「はあ? お姉ちゃん、何してんのよ……、かなり呆れるよ」



妹の花奈が大きく息を吐いた。
私のベッドの上に座り込み、化粧していた手を止めた花奈は思いきり呆れ顔。



昨日母と一緒に来た花奈は私の部屋に泊まった。友人の結婚式の後、二次会に出席するため遅くなるから泊めてほしいと以前から約束していたから。



ところが花奈が私の部屋に帰ってきたのは日が変わった頃だった。いい感じに酔っ払った花奈は、帰った途端に私のベッドを占領して眠ってしまって。

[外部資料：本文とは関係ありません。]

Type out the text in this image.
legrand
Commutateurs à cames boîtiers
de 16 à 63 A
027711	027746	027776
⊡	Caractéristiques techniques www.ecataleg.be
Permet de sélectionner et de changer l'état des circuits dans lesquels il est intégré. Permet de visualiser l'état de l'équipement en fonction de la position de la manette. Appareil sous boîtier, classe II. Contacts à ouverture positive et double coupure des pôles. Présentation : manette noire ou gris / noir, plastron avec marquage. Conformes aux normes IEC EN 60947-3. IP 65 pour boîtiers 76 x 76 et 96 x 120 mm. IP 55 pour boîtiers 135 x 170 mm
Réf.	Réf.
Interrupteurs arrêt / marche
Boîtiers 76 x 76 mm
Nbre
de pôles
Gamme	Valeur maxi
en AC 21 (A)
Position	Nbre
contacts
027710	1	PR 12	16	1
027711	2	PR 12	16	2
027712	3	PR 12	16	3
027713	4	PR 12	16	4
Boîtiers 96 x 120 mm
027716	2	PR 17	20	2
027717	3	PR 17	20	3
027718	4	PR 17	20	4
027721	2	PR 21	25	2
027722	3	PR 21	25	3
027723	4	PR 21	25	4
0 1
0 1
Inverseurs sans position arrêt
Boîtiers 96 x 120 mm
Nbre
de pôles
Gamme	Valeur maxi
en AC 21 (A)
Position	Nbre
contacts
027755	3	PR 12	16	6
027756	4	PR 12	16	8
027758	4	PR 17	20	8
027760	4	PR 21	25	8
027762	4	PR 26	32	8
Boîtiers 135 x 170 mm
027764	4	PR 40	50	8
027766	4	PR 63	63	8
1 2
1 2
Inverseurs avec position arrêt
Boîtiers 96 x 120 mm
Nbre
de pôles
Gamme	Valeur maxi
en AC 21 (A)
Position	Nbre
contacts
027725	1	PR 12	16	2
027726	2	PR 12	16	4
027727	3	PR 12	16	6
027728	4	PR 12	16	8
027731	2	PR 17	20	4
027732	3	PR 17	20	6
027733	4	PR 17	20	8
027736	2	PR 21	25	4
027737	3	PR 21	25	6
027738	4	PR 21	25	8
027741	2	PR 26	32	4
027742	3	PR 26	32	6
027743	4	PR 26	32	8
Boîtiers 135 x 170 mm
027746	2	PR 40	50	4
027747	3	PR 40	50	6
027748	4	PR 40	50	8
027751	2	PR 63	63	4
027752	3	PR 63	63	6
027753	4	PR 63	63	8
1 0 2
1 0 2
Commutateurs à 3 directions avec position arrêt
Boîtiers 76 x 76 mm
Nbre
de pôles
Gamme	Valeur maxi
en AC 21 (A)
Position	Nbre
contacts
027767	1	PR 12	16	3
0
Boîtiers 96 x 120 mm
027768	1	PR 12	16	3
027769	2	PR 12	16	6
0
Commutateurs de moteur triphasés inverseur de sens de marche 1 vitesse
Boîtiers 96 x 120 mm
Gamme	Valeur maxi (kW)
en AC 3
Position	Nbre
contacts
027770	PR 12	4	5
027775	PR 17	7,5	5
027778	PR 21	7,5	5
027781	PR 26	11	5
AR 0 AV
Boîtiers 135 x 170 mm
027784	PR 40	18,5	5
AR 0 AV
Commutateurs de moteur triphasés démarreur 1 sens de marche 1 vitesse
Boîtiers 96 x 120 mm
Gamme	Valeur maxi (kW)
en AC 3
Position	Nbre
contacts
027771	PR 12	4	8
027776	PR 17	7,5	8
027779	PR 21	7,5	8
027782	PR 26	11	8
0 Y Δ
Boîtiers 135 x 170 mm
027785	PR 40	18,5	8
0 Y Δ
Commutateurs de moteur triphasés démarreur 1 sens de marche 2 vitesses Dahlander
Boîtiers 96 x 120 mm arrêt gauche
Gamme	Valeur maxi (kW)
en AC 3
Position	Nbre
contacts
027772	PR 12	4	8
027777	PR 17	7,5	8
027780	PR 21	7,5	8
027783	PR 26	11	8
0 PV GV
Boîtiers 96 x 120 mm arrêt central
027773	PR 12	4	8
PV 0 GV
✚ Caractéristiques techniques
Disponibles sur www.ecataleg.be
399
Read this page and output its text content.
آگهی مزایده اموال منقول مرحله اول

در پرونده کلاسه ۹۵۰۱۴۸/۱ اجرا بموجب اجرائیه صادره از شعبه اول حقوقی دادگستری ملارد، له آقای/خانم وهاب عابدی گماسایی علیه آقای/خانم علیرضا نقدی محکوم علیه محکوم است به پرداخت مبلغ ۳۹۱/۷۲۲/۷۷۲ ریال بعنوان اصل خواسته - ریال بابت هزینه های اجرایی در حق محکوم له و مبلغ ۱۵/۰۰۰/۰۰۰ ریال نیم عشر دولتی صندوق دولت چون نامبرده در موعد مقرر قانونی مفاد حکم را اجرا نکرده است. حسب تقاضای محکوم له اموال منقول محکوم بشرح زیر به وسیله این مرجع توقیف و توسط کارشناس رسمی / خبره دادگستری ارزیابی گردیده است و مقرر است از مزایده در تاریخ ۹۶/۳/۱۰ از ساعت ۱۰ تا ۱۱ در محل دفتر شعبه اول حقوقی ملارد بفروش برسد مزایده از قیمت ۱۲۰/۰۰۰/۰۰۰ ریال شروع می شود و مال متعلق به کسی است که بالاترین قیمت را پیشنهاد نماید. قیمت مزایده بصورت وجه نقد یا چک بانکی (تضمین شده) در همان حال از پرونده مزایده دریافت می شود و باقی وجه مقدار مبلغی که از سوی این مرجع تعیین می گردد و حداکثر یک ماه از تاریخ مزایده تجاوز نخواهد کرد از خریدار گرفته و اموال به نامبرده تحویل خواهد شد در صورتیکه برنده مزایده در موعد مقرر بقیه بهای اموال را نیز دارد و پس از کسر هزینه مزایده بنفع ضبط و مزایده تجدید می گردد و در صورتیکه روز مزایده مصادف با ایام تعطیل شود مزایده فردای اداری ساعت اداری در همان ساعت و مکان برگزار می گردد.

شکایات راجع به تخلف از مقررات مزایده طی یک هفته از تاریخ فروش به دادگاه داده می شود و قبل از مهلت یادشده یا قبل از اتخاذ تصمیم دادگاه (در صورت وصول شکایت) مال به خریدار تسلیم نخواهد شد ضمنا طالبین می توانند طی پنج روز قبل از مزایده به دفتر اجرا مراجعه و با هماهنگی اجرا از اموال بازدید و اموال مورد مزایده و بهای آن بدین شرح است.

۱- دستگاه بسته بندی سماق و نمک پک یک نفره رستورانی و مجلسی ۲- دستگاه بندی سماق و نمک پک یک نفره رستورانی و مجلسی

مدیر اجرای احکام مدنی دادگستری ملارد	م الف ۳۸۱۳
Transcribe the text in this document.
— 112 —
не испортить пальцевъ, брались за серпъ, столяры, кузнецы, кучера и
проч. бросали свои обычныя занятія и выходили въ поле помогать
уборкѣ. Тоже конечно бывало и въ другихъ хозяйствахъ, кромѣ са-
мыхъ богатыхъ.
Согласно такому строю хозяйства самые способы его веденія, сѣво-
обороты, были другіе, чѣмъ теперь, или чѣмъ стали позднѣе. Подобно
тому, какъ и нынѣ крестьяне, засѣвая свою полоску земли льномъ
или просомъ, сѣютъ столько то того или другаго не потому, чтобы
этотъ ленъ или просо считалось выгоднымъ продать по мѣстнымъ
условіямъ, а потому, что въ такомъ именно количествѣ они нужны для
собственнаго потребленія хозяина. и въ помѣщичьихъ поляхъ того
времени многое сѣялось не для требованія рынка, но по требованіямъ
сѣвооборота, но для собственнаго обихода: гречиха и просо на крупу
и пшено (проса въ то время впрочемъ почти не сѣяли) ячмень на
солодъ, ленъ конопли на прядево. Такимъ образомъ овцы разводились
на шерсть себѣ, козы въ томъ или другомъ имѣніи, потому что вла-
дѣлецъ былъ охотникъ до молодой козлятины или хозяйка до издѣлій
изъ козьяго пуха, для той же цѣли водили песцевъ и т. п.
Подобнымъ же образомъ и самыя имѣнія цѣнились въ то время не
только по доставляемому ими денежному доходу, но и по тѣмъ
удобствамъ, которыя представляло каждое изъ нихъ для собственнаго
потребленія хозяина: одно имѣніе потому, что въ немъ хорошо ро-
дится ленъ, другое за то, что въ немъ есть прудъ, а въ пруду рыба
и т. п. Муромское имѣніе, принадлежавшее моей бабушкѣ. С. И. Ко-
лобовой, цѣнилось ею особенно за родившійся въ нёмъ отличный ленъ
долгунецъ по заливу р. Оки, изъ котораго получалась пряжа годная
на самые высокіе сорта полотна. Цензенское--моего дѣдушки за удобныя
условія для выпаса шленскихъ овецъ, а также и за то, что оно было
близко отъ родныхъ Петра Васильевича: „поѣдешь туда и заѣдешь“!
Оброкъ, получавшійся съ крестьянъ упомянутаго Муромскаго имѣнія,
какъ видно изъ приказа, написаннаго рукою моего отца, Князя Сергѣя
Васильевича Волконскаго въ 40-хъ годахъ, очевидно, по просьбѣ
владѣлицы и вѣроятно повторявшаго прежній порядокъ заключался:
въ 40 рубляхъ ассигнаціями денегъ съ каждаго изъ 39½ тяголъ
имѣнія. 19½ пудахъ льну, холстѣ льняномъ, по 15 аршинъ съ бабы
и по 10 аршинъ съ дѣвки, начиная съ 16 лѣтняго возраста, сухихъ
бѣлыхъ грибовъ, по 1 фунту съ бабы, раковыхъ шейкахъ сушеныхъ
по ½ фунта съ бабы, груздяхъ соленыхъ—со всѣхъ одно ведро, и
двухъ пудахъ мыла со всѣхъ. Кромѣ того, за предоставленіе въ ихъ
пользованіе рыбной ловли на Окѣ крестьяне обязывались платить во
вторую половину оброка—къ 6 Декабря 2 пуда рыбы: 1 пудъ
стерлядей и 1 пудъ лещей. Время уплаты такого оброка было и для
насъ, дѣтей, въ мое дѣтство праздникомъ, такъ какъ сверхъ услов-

おかげで私は寝ることができず、ずっと考えさせられることに。



あれから川畑さんに車で家まで送ってもらった。もちろん抱き締められてお礼を言われた他には何もないし、特別な感情など持っていない。



だけど、後味が悪くて悩まずにはいられない。



彼氏代行を依頼して昭仁のフリをしてもらって、母に嘘を吐いたこと。嘘を突き通すため川畑さんに縋る彼女を傷つけたこと。
思い出すたびに罪悪感と後悔が浮かんできて、胸が苦しくて堪らなくなる。



彼氏の代行なんて頼むんじゃなかった。



延々と考えた末に行き着いた答えに反省を促されて、妹にすべてを話してしまった。川畑さんにキスしたことと、その結果彼を助けることになったことを除いて。